The velocity head for the 6” pipe is (V2/2g) or (11.11 X 11.11)/64.2 = 1.92 or about 2 feet. The velocity head for the 5” was calculated earlier at 4 feet. The difference is 2 feet. Since the velocity pulls the readings down, we would add the difference of 2 feet back to the readout and the pump head would be 102 feet. The difference in the pump curve is so small that it does not make a difference.

Example 2: B&G e-HSC -5x8x9.5 1000 GPM at 25’

I started the article with a troubled phone call, and this is the pumping scenario that caused the issue. I changed the pump to protect the innocent.

Here the velocity on the discharge is identical to the pump above but the suction velocity in 8” pipe is lower at 6.42 fps. The suction velocity head correction is (6.42 X 6.42)/64.4 = 0.6 feet. The correction is 4.0 feet minus 0.6 feet = 3.4 feet.

What happened on this job was the balance report said the chiller and the flow meter we sold, a Badger M2000 magnetic flow meter both indicated 900 GPM but the pump readout indicated we were at design. What was missing was the velocity head correction.

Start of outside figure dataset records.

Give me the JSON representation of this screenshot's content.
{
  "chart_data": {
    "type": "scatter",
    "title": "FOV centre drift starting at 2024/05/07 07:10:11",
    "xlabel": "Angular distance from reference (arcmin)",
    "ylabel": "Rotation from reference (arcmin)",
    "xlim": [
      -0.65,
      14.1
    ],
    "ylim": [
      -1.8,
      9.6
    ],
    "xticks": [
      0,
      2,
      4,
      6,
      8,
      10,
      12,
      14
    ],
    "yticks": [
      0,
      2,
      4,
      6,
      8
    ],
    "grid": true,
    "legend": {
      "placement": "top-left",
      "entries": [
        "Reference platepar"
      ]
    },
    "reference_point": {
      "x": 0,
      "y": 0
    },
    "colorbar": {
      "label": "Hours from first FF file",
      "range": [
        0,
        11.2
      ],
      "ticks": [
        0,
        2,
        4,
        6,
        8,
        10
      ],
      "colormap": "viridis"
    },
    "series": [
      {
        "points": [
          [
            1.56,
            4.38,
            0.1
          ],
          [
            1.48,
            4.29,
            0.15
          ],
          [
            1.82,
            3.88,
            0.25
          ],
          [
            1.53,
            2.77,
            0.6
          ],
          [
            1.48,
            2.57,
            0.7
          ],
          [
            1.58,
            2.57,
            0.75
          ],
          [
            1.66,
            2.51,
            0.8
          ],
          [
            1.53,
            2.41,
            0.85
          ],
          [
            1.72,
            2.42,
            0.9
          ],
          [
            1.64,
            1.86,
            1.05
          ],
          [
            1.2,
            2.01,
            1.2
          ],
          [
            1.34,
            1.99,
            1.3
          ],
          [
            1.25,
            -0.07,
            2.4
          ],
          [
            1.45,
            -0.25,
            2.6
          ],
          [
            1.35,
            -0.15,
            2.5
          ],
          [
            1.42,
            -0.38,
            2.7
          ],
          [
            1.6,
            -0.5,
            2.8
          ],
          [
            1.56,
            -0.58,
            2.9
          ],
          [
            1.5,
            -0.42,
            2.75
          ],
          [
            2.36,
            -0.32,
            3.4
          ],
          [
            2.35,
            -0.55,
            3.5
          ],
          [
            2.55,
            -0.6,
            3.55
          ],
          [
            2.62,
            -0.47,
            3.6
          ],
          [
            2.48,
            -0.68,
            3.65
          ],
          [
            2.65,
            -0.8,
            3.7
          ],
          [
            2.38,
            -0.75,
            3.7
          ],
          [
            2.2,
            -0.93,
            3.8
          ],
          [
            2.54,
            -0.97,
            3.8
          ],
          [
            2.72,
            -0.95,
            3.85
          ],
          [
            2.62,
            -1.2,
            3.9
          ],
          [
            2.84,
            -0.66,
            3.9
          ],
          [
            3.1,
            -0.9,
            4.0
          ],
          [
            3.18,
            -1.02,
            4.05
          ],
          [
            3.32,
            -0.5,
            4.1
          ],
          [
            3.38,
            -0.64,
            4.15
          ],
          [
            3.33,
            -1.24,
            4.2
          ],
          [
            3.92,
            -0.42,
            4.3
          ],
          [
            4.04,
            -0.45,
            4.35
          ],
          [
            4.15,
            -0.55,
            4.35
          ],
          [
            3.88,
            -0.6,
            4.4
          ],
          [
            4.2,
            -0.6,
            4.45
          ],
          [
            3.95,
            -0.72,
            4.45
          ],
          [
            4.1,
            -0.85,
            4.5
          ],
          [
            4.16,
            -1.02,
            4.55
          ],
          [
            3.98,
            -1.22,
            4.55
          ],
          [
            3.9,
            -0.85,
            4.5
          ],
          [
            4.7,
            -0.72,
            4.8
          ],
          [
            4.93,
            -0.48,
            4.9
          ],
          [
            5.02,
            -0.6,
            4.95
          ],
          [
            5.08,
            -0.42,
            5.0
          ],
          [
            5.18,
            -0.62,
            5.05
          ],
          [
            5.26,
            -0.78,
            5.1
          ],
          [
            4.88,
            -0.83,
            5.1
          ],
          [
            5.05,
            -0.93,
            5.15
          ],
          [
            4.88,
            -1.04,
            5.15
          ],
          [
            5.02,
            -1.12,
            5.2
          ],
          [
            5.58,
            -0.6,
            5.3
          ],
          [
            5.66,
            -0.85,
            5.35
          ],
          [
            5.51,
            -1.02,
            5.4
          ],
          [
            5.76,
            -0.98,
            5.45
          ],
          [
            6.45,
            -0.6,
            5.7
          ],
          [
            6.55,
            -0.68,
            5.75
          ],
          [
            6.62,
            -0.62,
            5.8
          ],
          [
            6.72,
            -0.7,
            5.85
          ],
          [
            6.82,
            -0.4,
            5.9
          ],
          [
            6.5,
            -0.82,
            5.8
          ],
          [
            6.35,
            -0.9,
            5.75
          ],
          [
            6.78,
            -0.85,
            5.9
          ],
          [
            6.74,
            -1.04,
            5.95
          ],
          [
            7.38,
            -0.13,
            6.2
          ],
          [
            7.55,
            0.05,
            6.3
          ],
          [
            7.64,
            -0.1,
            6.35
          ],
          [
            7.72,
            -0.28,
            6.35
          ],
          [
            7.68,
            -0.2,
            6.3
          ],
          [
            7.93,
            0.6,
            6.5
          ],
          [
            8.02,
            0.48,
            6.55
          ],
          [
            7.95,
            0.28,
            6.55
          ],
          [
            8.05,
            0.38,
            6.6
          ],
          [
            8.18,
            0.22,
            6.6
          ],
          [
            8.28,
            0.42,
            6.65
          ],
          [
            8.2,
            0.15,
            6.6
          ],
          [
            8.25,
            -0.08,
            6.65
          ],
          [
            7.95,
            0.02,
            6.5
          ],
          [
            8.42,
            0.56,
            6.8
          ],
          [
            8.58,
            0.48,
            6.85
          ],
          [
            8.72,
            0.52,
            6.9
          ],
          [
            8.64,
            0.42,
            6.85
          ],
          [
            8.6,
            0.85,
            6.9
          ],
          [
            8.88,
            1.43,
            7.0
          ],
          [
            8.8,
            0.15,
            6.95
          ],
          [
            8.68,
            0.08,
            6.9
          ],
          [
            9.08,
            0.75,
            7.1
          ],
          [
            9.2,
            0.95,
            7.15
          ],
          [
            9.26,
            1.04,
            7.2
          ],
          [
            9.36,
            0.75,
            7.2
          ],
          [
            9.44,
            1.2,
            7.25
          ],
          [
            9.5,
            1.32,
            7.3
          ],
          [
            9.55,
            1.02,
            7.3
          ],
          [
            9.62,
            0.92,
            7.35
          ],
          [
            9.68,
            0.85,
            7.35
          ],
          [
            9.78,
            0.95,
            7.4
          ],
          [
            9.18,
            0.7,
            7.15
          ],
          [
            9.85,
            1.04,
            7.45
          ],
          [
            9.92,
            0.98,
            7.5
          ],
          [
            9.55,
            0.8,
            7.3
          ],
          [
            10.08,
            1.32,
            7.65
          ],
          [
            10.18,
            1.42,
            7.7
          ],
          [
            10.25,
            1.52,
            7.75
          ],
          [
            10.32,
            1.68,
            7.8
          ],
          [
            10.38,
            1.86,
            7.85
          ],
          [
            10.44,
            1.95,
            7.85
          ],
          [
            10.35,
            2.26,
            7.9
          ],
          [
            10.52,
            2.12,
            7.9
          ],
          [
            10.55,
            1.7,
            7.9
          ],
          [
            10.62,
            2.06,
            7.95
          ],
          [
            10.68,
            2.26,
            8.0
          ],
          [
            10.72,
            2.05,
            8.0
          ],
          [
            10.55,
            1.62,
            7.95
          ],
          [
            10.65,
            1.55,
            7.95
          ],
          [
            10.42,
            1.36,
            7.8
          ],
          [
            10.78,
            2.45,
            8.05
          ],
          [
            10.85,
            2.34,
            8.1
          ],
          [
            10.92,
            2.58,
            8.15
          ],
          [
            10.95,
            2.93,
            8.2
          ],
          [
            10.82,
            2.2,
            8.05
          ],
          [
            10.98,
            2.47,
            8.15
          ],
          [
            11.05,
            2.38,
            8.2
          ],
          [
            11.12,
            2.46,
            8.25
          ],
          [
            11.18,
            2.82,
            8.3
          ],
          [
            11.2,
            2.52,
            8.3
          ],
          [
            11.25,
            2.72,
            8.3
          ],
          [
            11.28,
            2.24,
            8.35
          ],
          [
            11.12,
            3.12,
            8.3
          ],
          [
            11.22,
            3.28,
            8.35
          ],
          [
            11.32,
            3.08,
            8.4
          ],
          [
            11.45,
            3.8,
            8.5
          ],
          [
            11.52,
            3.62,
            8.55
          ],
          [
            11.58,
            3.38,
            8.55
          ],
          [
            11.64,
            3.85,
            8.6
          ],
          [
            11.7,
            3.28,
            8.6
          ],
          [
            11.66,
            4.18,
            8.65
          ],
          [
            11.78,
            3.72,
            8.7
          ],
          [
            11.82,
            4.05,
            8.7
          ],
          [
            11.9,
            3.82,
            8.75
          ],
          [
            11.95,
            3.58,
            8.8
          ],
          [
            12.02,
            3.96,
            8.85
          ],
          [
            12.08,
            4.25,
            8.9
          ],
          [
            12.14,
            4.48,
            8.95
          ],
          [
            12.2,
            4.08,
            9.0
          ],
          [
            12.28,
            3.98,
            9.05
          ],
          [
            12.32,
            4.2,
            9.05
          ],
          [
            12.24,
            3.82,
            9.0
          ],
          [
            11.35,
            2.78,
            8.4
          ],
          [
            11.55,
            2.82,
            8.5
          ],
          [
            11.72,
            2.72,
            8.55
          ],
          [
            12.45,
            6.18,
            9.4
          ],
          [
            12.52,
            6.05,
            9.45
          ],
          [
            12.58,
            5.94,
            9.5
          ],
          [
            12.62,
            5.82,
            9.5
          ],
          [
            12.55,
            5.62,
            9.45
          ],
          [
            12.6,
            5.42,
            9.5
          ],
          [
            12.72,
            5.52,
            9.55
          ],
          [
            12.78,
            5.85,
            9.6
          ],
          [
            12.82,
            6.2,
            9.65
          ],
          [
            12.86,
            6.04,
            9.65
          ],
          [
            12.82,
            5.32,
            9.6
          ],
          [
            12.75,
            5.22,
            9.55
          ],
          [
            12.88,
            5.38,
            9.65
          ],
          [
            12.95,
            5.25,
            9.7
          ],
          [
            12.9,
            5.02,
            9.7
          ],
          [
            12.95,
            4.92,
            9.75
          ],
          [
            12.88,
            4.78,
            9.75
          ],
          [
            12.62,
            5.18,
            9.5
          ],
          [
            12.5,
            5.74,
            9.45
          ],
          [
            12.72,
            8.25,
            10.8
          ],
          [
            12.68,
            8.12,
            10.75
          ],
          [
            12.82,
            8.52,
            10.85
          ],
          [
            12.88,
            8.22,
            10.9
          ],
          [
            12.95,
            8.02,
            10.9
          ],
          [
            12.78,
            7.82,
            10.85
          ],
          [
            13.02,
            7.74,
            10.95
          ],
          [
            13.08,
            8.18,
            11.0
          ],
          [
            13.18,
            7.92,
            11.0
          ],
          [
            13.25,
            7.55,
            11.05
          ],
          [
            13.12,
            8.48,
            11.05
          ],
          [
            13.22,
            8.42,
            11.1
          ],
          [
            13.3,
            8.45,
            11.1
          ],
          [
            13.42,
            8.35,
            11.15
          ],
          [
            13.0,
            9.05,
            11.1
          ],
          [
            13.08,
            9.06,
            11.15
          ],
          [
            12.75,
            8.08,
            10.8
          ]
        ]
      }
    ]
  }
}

No, the sky is not falling! If you are a NEBB or AABC balance contractor or anyone reading out a device with different pipe sizes on the product or pipe just remember a couple of things. When the velocity is very high, review the velocity head correction for any change in your calculations. For pumps where the head reading will be low, remember to correctly apply the velocity head correction for an accurate analysis.